While analyzing the data supplied pursuant to medicare regulations, the researchers looked for violations related to F-Tag 441. F-Tag 441 is the citation given to nursing homes when nursing home surveyors find violations for infection control protocol. According to Medicare data, 15% of nursing home across the United States received a citation pertaining to this f-tag.
The study will be officially published in the May issue of the Journal of Infection Control made the assumption that when caregivers such as CNA’s, RN’s and LPN’s are pressured to serve more patients, basic sanitation measures are likely to be compromised such as regularly washing hands and cleaning high-traffic areas.

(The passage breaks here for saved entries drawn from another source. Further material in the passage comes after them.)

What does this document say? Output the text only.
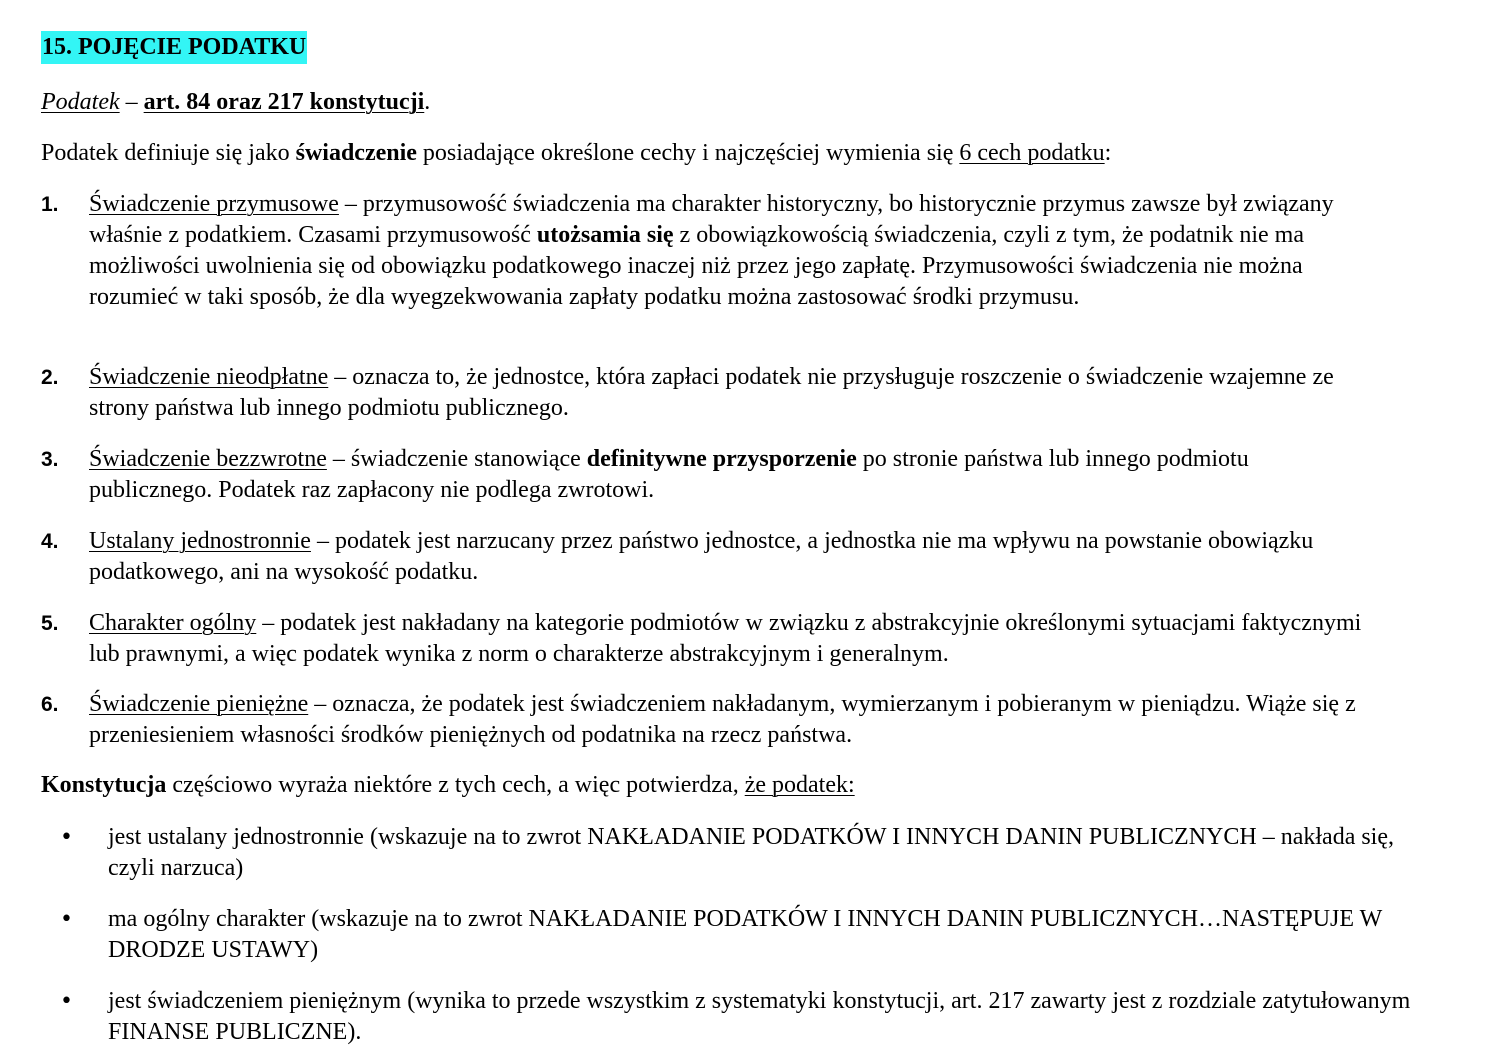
15. POJĘCIE PODATKU

Podatek – art. 84 oraz 217 konstytucji.

Podatek definiuje się jako świadczenie posiadające określone cechy i najczęściej wymienia się 6 cech podatku:

1. Świadczenie przymusowe – przymusowość świadczenia ma charakter historyczny, bo historycznie przymus zawsze był związany właśnie z podatkiem. Czasami przymusowość utożsamia się z obowiązkowością świadczenia, czyli z tym, że podatnik nie ma możliwości uwolnienia się od obowiązku podatkowego inaczej niż przez jego zapłatę. Przymusowości świadczenia nie można rozumieć w taki sposób, że dla wyegzekwowania zapłaty podatku można zastosować środki przymusu.
2. Świadczenie nieodpłatne – oznacza to, że jednostce, która zapłaci podatek nie przysługuje roszczenie o świadczenie wzajemne ze strony państwa lub innego podmiotu publicznego.
3. Świadczenie bezzwrotne – świadczenie stanowiące definitywne przysporzenie po stronie państwa lub innego podmiotu publicznego. Podatek raz zapłacony nie podlega zwrotowi.
4. Ustalany jednostronnie – podatek jest narzucany przez państwo jednostce, a jednostka nie ma wpływu na powstanie obowiązku podatkowego, ani na wysokość podatku.
5. Charakter ogólny – podatek jest nakładany na kategorie podmiotów w związku z abstrakcyjnie określonymi sytuacjami faktycznymi lub prawnymi, a więc podatek wynika z norm o charakterze abstrakcyjnym i generalnym.
6. Świadczenie pieniężne – oznacza, że podatek jest świadczeniem nakładanym, wymierzanym i pobieranym w pieniądzu. Wiąże się z przeniesieniem własności środków pieniężnych od podatnika na rzecz państwa.

Konstytucja częściowo wyraża niektóre z tych cech, a więc potwierdza, że podatek:

• jest ustalany jednostronnie (wskazuje na to zwrot NAKŁADANIE PODATKÓW I INNYCH DANIN PUBLICZNYCH – nakłada się, czyli narzuca)
• ma ogólny charakter (wskazuje na to zwrot NAKŁADANIE PODATKÓW I INNYCH DANIN PUBLICZNYCH…NASTĘPUJE W DRODZE USTAWY)
• jest świadczeniem pieniężnym (wynika to przede wszystkim z systematyki konstytucji, art. 217 zawarty jest z rozdziale zatytułowanym FINANSE PUBLICZNE).
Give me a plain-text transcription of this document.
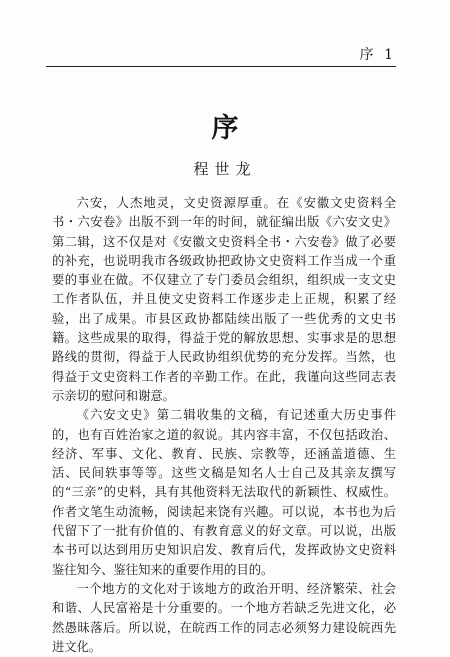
序 1
序
程世龙

六安，人杰地灵，文史资源厚重。在《安徽文史资料全书・六安卷》出版不到一年的时间，就征编出版《六安文史》第二辑，这不仅是对《安徽文史资料全书・六安卷》做了必要的补充，也说明我市各级政协把政协文史资料工作当成一个重要的事业在做。不仅建立了专门委员会组织，组织成一支文史工作者队伍，并且使文史资料工作逐步走上正规，积累了经验，出了成果。市县区政协都陆续出版了一些优秀的文史书籍。这些成果的取得，得益于党的解放思想、实事求是的思想路线的贯彻，得益于人民政协组织优势的充分发挥。当然，也得益于文史资料工作者的辛勤工作。在此，我谨向这些同志表示亲切的慰问和谢意。

《六安文史》第二辑收集的文稿，有记述重大历史事件的，也有百姓治家之道的叙说。其内容丰富，不仅包括政治、经济、军事、文化、教育、民族、宗教等，还涵盖道德、生活、民间轶事等等。这些文稿是知名人士自己及其亲友撰写的“三亲”的史料，具有其他资料无法取代的新颖性、权威性。作者文笔生动流畅，阅读起来饶有兴趣。可以说，本书也为后代留下了一批有价值的、有教育意义的好文章。可以说，出版本书可以达到用历史知识启发、教育后代，发挥政协文史资料鉴往知今、鉴往知来的重要作用的目的。

一个地方的文化对于该地方的政治开明、经济繁荣、社会和谐、人民富裕是十分重要的。一个地方若缺乏先进文化，必然愚昧落后。所以说，在皖西工作的同志必须努力建设皖西先进文化。
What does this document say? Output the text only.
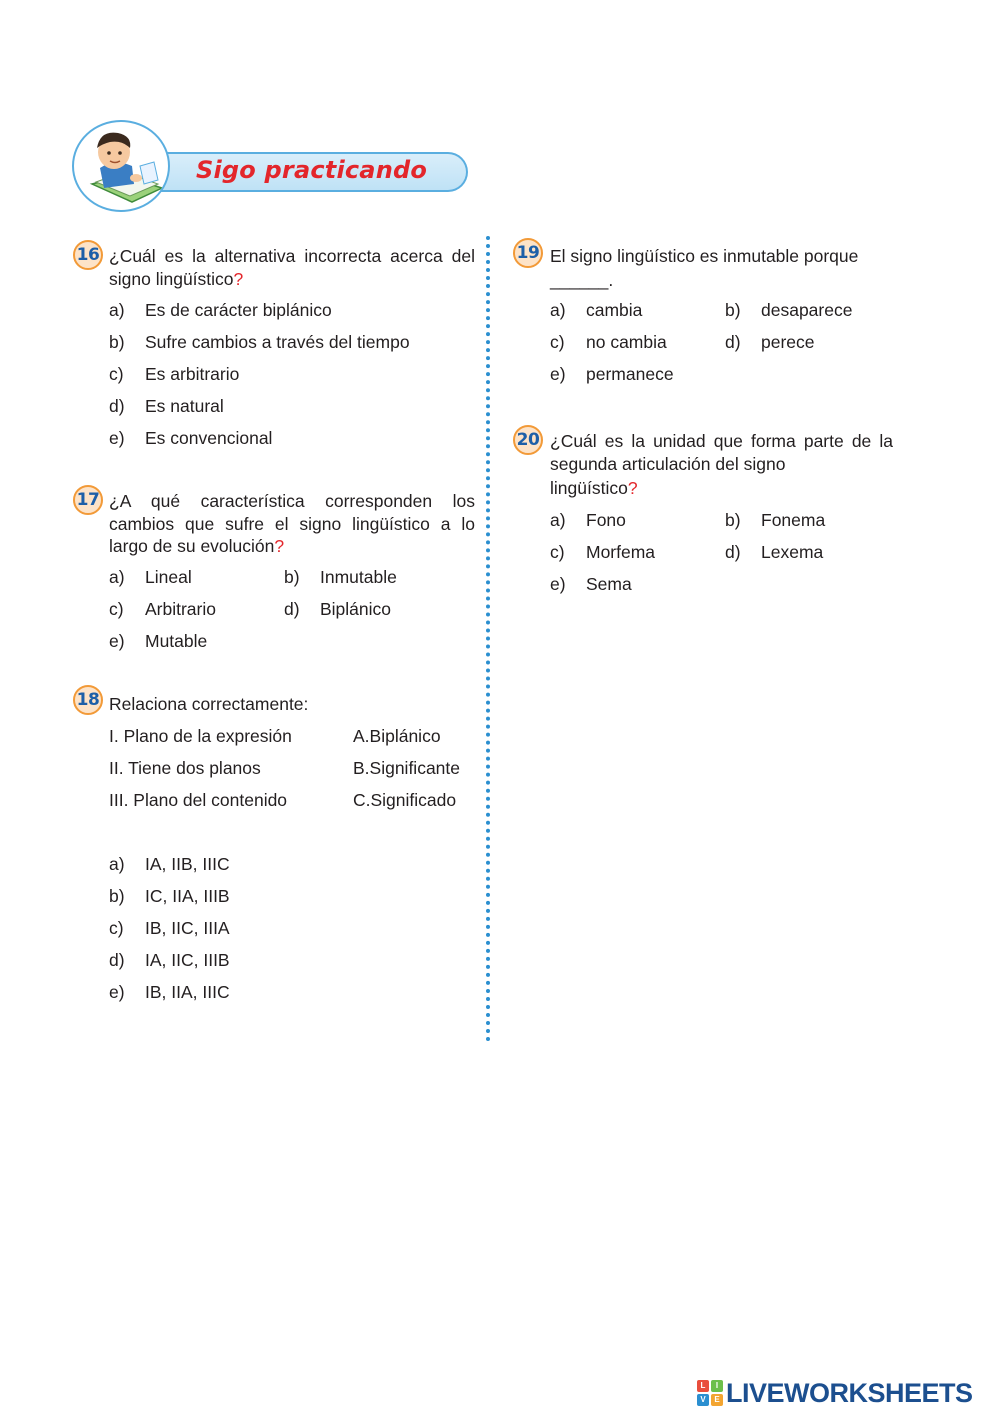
Sigo practicando
16 ¿Cuál es la alternativa incorrecta acerca del signo lingüístico?
a) Es de carácter biplánico
b) Sufre cambios a través del tiempo
c) Es arbitrario
d) Es natural
e) Es convencional
17 ¿A qué característica corresponden los cambios que sufre el signo lingüístico a lo largo de su evolución?
a) Lineal	b) Inmutable
c) Arbitrario	d) Biplánico
e) Mutable
18 Relaciona correctamente:
I. Plano de la expresión	A.Biplánico
II. Tiene dos planos	B.Significante
III. Plano del contenido	C.Significado
a) IA, IIB, IIIC
b) IC, IIA, IIIB
c) IB, IIC, IIIA
d) IA, IIC, IIIB
e) IB, IIA, IIIC
19 El signo lingüístico es inmutable porque
______.
a) cambia	b) desaparece
c) no cambia	d) perece
e) permanece
20 ¿Cuál es la unidad que forma parte de la
segunda articulación del signo
lingüístico?
a) Fono	b) Fonema
c) Morfema	d) Lexema
e) Sema
L	I
V	E LIVEWORKSHEETS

I certainly hope more nursing homes and assisted living facilities recognize the dangers patients face when they fail to employ well-know sanitation practices in addition to hand washing such as: tracking and isolating patients with contagious conditions, using sterilized medical equipment, use of antibacterial cleaning agents and hot water for laundry.
Unfortunately, given the nature of the living arrangements compounded by the patient demographics, infections must be acknowledged as a real danger facing this vulnerable group. According to some estimates, more than 400,000 people die due to infections contracted in long-term care facilities every year.